In a statement shared with The Independent, Jon Richards, head of education and local government for Unison, said the organisation is “in favour” of the legal action.
“If you want the trust of the public then you need to be open and transparent with the information you have,” Mr Richards said.
“Pupils, their parents and staff in schools deserve to know if they are being put at risk by any new Covid variant – so the government holding back this information raises suspicion that they have something to hide.”
Dr Deepti Gurdasani, an epidemiologist Queen Mary University London, who is quoted in the pre-action letter, has also backed calls for the data on the spread of the Indian variant in schools to be released.
“We know from media reports there are many outbreaks of the so-called ‘India variant’ in schools but there’s no systematic data,” Dr Gurdasani said.
“In Bolton, it’s risen fastest in school-age children and it looks like schools are contributing to the rapid spread of the virus ... and yet at this crucial moment, the government has gone ahead and lifted mitigations.
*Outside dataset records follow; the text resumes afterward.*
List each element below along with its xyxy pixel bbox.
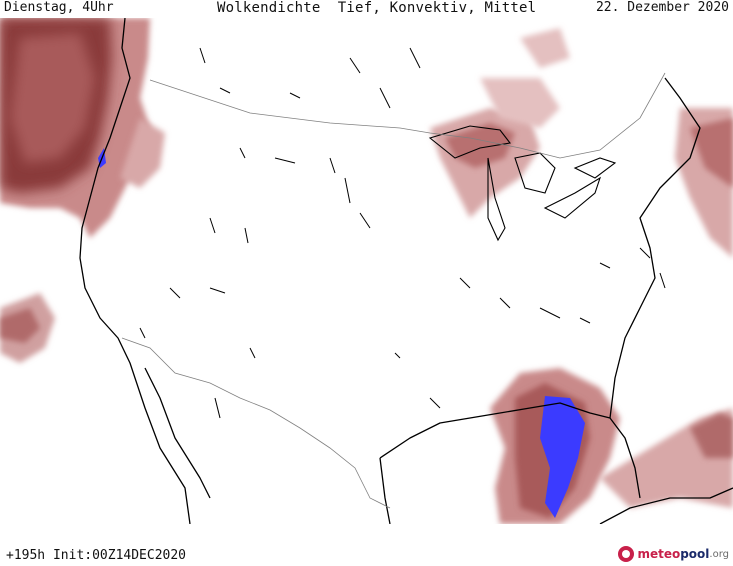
great-lakes-outline (428, 125, 617, 242)
cloud-field-atlantic (520, 28, 733, 258)
cloud-field-great-lakes (430, 78, 560, 218)
meteopool-logo[interactable]: meteo pool .org (618, 546, 729, 562)
cloud-field-pacific-northwest (0, 18, 165, 238)
forecast-time-label: Dienstag, 4Uhr (4, 0, 114, 15)
cloud-field-gulf (490, 368, 733, 524)
model-run-info: +195h Init:00Z14DEC2020 (6, 548, 187, 563)
brand-part-meteo: meteo (637, 547, 681, 561)
brand-part-org: .org (709, 548, 729, 560)
coastlines (79, 18, 733, 524)
forecast-date-label: 22. Dezember 2020 (595, 0, 729, 15)
cloud-field-pacific-offshore (0, 293, 55, 363)
contour-fragments (139, 47, 666, 419)
political-borders (121, 72, 666, 509)
brand-part-pool: pool (680, 547, 710, 561)
map-title: Wolkendichte Tief, Konvektiv, Mittel (217, 0, 537, 16)
cloud-density-map (0, 18, 733, 524)
meteopool-logo-icon (618, 546, 635, 562)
It’s incredibly worrying,” the doctor said.
In a statement sent to The Independent, a PHE spokesperson noted that a “breakdown of the number of cases of each variant is published weekly”.
“We are looking to extend this data to include information on clusters and outbreaks of variants by setting,” they said.
“Once we are happy the collection process and data is robust and quality assured, and presented in a clear format we will publish for schools alongside other key settings as soon as possible,” the spokesperson said.
The Independent has contacted No 10 for comment.